Design Distributed Cache
Category: system_design
Date: 2026-02-14
Design Distributed Cache
Problem Statement:
Design a distributed cache system that can store and retrieve data efficiently, handling high traffic and scalability requirements.
Requirements (Functional + Non-functional)
- Functional Requirements:
- Store and retrieve data from cache
- Support data expiration (time-to-live, TTL)
- Support cache eviction policies (e.g., LRU, LFU)
- Support multi-datacenter replication for high availability
- Non-functional Requirements:
- High throughput (thousands of requests per second)

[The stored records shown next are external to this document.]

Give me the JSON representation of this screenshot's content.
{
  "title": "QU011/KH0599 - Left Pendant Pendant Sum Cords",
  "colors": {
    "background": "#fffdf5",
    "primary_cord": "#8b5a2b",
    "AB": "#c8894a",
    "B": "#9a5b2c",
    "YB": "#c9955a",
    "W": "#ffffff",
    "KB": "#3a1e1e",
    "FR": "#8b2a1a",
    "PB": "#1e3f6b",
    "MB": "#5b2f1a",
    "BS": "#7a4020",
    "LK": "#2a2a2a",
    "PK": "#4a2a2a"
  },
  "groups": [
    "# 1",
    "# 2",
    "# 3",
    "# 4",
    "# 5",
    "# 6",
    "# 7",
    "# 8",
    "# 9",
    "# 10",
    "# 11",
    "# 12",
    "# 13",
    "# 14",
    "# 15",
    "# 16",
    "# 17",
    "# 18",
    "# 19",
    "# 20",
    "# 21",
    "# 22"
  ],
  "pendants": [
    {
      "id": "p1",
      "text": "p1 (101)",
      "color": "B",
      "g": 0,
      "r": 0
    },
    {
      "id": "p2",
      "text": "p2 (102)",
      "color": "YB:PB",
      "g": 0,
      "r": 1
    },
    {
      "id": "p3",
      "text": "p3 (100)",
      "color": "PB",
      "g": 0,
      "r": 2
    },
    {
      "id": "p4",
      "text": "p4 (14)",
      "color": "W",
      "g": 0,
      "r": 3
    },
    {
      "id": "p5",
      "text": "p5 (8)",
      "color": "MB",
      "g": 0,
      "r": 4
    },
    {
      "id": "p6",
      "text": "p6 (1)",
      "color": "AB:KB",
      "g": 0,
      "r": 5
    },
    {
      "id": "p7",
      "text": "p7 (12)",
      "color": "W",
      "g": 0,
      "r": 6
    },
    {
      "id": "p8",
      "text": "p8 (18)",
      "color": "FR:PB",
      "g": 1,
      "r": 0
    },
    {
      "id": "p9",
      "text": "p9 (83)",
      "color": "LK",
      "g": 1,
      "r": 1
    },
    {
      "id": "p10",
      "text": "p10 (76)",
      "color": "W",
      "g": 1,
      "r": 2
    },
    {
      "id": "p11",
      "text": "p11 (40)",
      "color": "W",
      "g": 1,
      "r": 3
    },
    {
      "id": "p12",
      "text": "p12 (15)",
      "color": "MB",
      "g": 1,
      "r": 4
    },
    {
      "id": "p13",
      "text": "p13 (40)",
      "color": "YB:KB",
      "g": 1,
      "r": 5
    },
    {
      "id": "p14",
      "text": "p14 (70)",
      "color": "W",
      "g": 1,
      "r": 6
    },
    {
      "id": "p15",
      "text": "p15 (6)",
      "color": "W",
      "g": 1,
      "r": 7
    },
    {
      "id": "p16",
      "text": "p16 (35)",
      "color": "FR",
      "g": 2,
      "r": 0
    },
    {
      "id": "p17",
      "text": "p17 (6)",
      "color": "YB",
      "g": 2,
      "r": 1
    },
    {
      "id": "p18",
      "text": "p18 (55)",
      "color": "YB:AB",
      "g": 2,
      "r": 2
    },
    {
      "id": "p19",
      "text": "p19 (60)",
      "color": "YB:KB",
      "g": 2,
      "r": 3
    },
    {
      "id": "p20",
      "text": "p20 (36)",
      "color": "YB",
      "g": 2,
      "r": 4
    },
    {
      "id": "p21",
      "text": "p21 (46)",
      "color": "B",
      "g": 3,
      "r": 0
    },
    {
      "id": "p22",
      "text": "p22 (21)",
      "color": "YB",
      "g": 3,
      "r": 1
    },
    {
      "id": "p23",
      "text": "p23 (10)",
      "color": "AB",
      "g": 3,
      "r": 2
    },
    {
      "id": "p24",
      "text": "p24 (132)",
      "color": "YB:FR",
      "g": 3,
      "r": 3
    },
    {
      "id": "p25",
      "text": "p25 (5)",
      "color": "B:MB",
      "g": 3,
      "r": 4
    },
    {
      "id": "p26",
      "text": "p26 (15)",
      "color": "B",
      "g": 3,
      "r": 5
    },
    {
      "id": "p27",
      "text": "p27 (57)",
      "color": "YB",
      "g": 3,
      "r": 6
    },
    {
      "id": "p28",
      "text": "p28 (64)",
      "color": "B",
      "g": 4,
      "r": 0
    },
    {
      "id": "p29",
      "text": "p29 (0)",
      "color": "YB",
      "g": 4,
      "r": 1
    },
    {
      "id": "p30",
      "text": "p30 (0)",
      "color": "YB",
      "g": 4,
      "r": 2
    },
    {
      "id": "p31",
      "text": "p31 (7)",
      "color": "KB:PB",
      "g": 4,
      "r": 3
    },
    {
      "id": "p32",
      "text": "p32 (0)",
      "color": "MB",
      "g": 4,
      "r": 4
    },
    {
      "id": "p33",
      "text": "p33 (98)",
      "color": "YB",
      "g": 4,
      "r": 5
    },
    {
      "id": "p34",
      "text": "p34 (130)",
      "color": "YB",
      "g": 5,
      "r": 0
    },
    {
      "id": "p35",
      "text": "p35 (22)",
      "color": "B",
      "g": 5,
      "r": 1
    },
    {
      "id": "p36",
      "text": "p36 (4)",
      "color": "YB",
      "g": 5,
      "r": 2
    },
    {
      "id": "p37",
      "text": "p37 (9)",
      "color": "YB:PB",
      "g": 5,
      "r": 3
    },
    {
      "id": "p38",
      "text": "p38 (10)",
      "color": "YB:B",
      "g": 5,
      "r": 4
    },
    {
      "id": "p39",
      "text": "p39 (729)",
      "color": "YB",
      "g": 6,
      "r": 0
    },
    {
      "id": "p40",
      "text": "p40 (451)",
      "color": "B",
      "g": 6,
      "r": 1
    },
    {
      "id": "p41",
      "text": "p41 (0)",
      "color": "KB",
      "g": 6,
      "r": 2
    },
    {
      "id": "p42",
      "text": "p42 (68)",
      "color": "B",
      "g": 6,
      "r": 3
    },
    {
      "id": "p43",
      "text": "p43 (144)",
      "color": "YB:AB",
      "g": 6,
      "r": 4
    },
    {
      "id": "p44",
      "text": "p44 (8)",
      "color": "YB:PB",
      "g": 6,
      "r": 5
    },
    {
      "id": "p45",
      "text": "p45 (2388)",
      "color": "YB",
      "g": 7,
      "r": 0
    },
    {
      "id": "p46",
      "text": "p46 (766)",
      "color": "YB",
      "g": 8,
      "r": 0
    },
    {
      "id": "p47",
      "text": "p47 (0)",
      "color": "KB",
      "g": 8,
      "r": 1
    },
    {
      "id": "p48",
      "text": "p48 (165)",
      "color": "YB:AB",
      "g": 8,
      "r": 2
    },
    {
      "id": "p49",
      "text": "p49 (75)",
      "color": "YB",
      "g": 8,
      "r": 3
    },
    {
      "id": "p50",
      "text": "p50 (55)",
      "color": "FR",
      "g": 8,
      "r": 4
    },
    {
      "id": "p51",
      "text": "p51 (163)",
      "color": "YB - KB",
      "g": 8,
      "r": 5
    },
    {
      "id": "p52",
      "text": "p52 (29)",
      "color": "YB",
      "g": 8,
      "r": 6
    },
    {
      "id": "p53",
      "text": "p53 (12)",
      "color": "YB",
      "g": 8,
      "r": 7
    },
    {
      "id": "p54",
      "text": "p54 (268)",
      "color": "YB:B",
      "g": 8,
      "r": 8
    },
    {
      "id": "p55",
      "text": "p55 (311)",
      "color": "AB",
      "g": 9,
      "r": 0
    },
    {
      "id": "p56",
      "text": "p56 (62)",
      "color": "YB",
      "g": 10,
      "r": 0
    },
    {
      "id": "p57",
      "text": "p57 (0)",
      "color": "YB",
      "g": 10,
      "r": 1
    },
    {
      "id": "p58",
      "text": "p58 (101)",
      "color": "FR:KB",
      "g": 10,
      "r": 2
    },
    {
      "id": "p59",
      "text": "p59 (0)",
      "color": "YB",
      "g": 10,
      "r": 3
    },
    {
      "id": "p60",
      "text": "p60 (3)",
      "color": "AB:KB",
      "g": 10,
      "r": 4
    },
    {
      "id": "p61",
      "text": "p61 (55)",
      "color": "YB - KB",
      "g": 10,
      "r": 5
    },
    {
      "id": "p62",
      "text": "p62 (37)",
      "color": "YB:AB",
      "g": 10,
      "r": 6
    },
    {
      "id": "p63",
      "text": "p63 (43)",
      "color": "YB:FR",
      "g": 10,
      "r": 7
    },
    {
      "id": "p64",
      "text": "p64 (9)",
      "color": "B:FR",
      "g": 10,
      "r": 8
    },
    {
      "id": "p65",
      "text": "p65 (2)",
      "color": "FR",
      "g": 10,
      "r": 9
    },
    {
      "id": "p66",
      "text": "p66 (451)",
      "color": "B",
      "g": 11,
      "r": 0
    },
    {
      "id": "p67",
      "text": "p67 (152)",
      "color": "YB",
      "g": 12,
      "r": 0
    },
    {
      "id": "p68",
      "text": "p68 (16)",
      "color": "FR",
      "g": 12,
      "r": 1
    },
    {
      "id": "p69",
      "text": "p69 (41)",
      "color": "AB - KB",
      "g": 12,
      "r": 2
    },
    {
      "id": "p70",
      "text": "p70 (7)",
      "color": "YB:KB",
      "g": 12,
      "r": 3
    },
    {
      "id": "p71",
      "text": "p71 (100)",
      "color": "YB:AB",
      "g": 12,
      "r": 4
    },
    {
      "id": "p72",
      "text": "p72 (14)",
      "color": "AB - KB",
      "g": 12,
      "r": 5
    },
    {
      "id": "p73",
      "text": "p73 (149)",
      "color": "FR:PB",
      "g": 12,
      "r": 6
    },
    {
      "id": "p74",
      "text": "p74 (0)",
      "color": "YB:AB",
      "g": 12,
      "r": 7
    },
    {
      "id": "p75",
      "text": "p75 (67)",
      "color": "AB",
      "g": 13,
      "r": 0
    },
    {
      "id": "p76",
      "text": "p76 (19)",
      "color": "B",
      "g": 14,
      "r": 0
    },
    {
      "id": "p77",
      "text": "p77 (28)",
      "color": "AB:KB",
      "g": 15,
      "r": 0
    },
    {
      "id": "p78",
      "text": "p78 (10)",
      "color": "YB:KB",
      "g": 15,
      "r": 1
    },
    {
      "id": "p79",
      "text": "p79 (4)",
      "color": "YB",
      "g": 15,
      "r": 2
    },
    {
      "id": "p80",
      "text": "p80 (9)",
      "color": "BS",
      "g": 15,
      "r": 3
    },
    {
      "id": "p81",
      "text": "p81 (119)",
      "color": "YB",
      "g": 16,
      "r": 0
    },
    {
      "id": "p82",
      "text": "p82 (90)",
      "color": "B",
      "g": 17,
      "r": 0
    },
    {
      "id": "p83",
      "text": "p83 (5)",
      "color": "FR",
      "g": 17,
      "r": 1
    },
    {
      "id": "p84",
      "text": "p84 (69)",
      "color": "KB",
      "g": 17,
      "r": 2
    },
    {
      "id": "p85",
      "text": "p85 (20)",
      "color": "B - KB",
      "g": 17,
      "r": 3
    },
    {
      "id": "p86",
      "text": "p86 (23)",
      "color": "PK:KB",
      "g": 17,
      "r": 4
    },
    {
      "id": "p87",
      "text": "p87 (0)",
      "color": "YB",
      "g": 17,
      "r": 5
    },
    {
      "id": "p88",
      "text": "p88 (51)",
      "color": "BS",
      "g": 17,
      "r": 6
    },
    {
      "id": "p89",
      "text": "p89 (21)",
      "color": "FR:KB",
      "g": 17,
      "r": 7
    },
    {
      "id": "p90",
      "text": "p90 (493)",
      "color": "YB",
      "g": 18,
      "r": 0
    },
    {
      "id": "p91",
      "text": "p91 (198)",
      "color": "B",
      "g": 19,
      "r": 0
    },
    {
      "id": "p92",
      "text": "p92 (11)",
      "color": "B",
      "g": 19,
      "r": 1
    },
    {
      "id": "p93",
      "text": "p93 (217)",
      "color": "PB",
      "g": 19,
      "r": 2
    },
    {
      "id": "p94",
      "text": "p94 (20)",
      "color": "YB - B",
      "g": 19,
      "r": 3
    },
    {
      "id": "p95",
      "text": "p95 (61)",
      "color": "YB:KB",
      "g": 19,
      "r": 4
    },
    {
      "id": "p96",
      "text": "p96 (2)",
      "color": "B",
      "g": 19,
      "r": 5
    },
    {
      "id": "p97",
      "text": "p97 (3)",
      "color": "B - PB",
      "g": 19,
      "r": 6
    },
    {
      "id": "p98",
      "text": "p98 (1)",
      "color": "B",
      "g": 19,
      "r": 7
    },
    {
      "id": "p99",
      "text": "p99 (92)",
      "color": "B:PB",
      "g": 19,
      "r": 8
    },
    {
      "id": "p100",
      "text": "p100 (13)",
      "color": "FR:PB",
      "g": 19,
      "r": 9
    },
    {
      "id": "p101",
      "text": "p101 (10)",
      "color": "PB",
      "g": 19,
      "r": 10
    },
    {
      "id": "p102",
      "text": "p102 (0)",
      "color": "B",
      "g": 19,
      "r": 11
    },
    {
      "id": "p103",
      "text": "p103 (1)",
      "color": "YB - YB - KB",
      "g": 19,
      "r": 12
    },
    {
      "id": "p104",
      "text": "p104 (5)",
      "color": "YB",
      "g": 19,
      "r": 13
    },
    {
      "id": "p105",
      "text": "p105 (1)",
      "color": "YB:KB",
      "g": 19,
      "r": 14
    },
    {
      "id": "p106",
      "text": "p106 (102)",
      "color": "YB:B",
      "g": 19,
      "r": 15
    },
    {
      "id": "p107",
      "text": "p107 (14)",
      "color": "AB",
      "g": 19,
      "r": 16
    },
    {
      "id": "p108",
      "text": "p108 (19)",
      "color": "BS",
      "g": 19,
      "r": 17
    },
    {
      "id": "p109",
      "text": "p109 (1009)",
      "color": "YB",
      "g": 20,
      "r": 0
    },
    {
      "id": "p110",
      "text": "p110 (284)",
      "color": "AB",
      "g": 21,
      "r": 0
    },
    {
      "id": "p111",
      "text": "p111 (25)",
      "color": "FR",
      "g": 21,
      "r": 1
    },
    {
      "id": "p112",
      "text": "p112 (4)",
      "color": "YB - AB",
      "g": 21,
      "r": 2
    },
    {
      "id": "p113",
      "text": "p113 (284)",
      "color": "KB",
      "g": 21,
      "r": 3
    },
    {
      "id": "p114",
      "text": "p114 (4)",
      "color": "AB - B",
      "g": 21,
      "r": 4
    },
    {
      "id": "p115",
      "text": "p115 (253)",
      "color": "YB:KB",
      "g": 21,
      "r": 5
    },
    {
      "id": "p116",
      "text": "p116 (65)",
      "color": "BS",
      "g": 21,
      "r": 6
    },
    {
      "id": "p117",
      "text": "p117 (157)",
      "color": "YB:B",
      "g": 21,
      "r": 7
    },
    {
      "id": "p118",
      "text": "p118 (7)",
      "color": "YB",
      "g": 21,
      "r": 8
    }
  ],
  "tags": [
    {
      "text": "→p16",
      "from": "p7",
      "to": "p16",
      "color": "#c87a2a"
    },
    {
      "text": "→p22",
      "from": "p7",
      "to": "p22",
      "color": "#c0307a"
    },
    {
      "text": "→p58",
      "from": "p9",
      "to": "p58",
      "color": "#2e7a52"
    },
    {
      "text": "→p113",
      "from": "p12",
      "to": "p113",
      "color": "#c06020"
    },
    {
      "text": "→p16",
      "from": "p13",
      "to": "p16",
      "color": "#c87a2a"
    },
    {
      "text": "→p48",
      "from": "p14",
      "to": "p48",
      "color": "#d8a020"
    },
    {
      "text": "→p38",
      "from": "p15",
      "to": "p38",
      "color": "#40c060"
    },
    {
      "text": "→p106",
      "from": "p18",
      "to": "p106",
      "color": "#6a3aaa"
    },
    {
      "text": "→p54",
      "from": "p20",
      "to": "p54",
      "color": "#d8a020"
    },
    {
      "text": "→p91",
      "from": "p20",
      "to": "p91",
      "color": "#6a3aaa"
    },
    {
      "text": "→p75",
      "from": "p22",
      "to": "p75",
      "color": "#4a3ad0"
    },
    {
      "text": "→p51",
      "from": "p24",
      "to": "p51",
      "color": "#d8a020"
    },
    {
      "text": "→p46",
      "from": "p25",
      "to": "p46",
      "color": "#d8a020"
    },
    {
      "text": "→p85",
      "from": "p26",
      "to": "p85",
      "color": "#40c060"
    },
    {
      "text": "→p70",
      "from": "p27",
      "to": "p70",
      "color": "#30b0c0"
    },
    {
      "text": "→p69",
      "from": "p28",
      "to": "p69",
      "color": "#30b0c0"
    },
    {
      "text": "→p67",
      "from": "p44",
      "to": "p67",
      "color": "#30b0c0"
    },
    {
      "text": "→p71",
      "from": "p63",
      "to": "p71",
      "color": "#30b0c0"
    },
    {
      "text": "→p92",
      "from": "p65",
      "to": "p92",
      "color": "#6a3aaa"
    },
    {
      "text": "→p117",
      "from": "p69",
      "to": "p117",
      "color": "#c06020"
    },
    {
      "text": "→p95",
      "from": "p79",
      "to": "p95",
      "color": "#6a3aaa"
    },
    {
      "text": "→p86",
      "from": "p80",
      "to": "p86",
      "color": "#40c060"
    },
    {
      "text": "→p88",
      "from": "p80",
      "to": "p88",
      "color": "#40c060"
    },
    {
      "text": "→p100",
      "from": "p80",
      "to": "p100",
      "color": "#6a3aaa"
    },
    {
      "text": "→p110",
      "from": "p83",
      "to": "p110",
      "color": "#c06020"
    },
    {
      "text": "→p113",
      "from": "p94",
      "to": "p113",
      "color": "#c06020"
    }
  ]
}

- Low latency (sub-10ms response time)
- Scalability to handle increasing traffic
- Fault tolerance and high availability
- Data consistency across datacenters
High-Level Architecture
- Client: Applications that interact with the cache
- Cache Proxy: Load balancer and gateway for client requests
- Cache Store: Distributed cache storage (e.g., Redis, Memcached)

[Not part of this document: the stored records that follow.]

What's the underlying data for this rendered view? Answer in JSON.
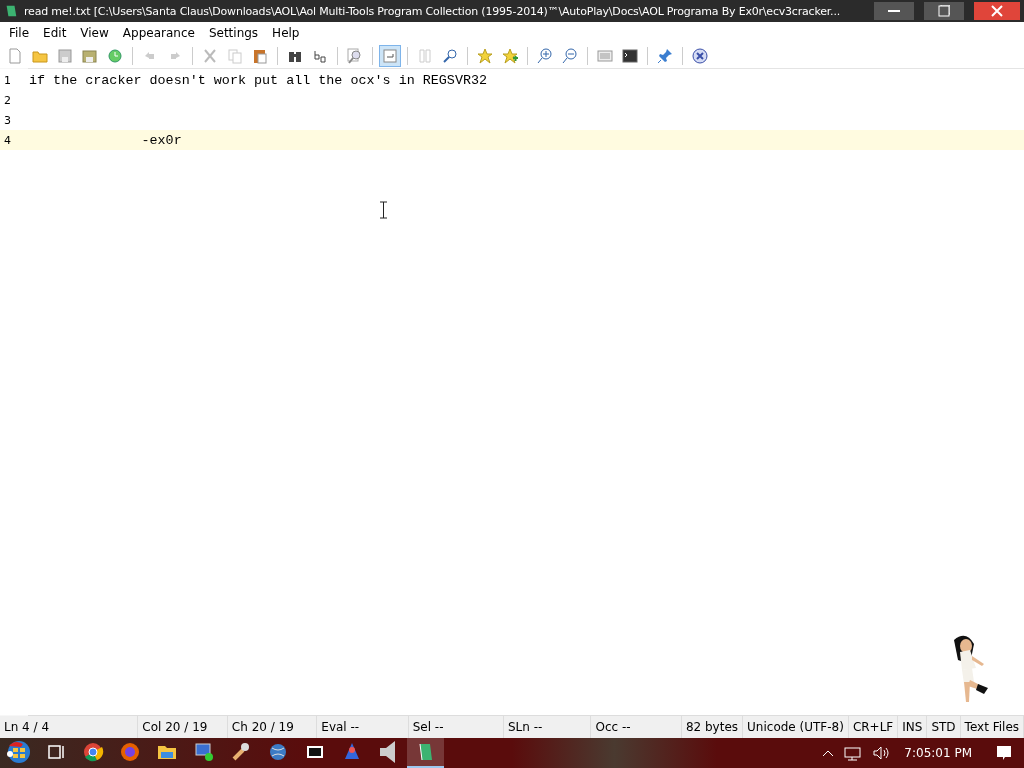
{
  "window": {
    "title": "read me!.txt [C:\\Users\\Santa Claus\\Downloads\\AOL\\Aol Multi-Tools Program Collection (1995-2014)™\\AutoPlay\\Docs\\AOL Programa By Ex0r\\ecv3cracker..."
  },
  "menu": [
    "File",
    "Edit",
    "View",
    "Appearance",
    "Settings",
    "Help"
  ],
  "toolbar": [
    {
      "kind": "new"
    },
    {
      "kind": "open"
    },
    {
      "kind": "save"
    },
    {
      "kind": "saveall"
    },
    {
      "kind": "reload"
    },
    {
      "kind": "sep"
    },
    {
      "kind": "undo"
    },
    {
      "kind": "redo"
    },
    {
      "kind": "sep"
    },
    {
      "kind": "cut"
    },
    {
      "kind": "copy"
    },
    {
      "kind": "paste"
    },
    {
      "kind": "sep"
    },
    {
      "kind": "find"
    },
    {
      "kind": "replace"
    },
    {
      "kind": "sep"
    },
    {
      "kind": "zoomdoc"
    },
    {
      "kind": "sep"
    },
    {
      "kind": "wrap",
      "selected": true
    },
    {
      "kind": "sep"
    },
    {
      "kind": "columns"
    },
    {
      "kind": "lens"
    },
    {
      "kind": "sep"
    },
    {
      "kind": "star"
    },
    {
      "kind": "staradd"
    },
    {
      "kind": "sep"
    },
    {
      "kind": "zoomin"
    },
    {
      "kind": "zoomout"
    },
    {
      "kind": "sep"
    },
    {
      "kind": "list"
    },
    {
      "kind": "console"
    },
    {
      "kind": "sep"
    },
    {
      "kind": "pin"
    },
    {
      "kind": "sep"
    },
    {
      "kind": "close"
    }
  ],
  "editor": {
    "lines": [
      {
        "number": "1",
        "text": "if the cracker doesn't work put all the ocx's in REGSVR32",
        "current": false
      },
      {
        "number": "2",
        "current": false
      },
      {
        "number": "3",
        "current": false
      },
      {
        "number": "4",
        "text": "\t\t-ex0r",
        "current": true
      }
    ]
  },
  "status_bar": [
    "Ln 4 / 4",
    "Col 20 / 19",
    "Ch 20 / 19",
    "Eval --",
    "Sel --",
    "SLn --",
    "Occ --",
    "82 bytes",
    "Unicode (UTF-8)",
    "CR+LF",
    "INS",
    "STD",
    "Text Files"
  ],
  "taskbar": {
    "apps": [
      {
        "kind": "start"
      },
      {
        "kind": "taskview"
      },
      {
        "kind": "chrome"
      },
      {
        "kind": "firefox"
      },
      {
        "kind": "folder"
      },
      {
        "kind": "monitor"
      },
      {
        "kind": "wrench"
      },
      {
        "kind": "globe"
      },
      {
        "kind": "zip"
      },
      {
        "kind": "people"
      },
      {
        "kind": "speaker"
      },
      {
        "kind": "notepad",
        "selected": true
      }
    ],
    "clock": "7:05:01 PM"
  }
}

- Cache Manager: Responsible for cache operations (e.g., eviction, replication)
- Datacenter: Multiple datacenters for high availability
Database Design:
- Cache Store: Redis or Memcached for fast data access
- Metadata Store: MySQL or PostgreSQL for storing cache metadata (e.g., TTL, eviction policy)
- Replication Store: Consistent hashing-based store for data replication
Scaling Strategy:
- Horizontal Scaling: Add more cache nodes and datacenters as traffic increases
- Sharding: Divide cache data into smaller chunks and distribute across nodes
- Load Balancing: Use techniques like HAProxy or NGINX for efficient load distribution
Bottlenecks:
- Cache miss rate: High cache miss rates can lead to increased load on the cache store
- Network latency: High network latency between datacenters can impact data replication
- Cache eviction: Frequent cache eviction can lead to cache thrashing
Trade-offs:
- Cache size vs. data freshness: Larger caches can lead to increased latency, while smaller caches may lead to data staleness
- Replication frequency vs. data consistency: More frequent replication can lead to increased latency, while less frequent replication may lead to data inconsistencies
Design using the First Principle of System Design:
The First Principle: “The system should be designed around the constraints, not the requirements.”

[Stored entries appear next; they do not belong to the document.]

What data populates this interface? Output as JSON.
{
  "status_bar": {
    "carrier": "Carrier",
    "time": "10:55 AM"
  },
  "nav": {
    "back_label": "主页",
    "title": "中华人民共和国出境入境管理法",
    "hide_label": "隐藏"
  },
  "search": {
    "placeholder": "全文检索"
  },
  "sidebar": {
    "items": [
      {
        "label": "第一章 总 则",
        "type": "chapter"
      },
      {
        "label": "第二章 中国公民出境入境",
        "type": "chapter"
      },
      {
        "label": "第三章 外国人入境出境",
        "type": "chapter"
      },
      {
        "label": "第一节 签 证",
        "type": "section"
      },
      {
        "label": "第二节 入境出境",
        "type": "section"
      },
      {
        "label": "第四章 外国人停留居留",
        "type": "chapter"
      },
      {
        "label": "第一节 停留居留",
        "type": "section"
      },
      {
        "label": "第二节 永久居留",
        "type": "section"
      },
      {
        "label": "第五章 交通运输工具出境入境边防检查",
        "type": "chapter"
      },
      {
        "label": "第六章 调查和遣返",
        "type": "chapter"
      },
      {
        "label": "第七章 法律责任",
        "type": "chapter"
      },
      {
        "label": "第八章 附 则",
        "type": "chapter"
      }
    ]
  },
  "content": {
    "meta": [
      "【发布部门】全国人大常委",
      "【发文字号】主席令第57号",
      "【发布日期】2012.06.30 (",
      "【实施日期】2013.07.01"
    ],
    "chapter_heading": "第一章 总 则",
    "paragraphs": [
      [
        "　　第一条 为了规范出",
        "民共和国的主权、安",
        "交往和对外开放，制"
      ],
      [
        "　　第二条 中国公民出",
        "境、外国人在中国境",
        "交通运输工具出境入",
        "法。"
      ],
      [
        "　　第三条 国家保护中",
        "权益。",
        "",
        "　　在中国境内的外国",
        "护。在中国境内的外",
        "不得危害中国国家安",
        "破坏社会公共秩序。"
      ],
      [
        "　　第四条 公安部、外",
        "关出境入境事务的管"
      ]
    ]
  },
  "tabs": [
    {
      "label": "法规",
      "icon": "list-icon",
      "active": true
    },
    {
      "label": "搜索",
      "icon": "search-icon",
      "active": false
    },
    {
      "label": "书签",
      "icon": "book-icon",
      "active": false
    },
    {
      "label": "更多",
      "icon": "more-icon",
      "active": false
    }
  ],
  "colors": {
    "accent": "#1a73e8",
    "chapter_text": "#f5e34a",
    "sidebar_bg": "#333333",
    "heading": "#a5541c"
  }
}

In this case, the constraint is the high throughput and low latency requirement. To design a distributed cache system that meets these constraints, we focus on:
- Using an in-memory cache store (e.g., Redis, Memcached) to reduce latency
- Implementing a scalable cache manager to handle high throughput
- Employing a replication strategy to ensure data consistency across datacenters
By designing the system around the constraints, we can build a highly performant and scalable distributed cache system.
Relevant Learning Links:
Note: This is a high-level design discussion and may require additional details and trade-offs depending on the specific requirements and constraints of the project.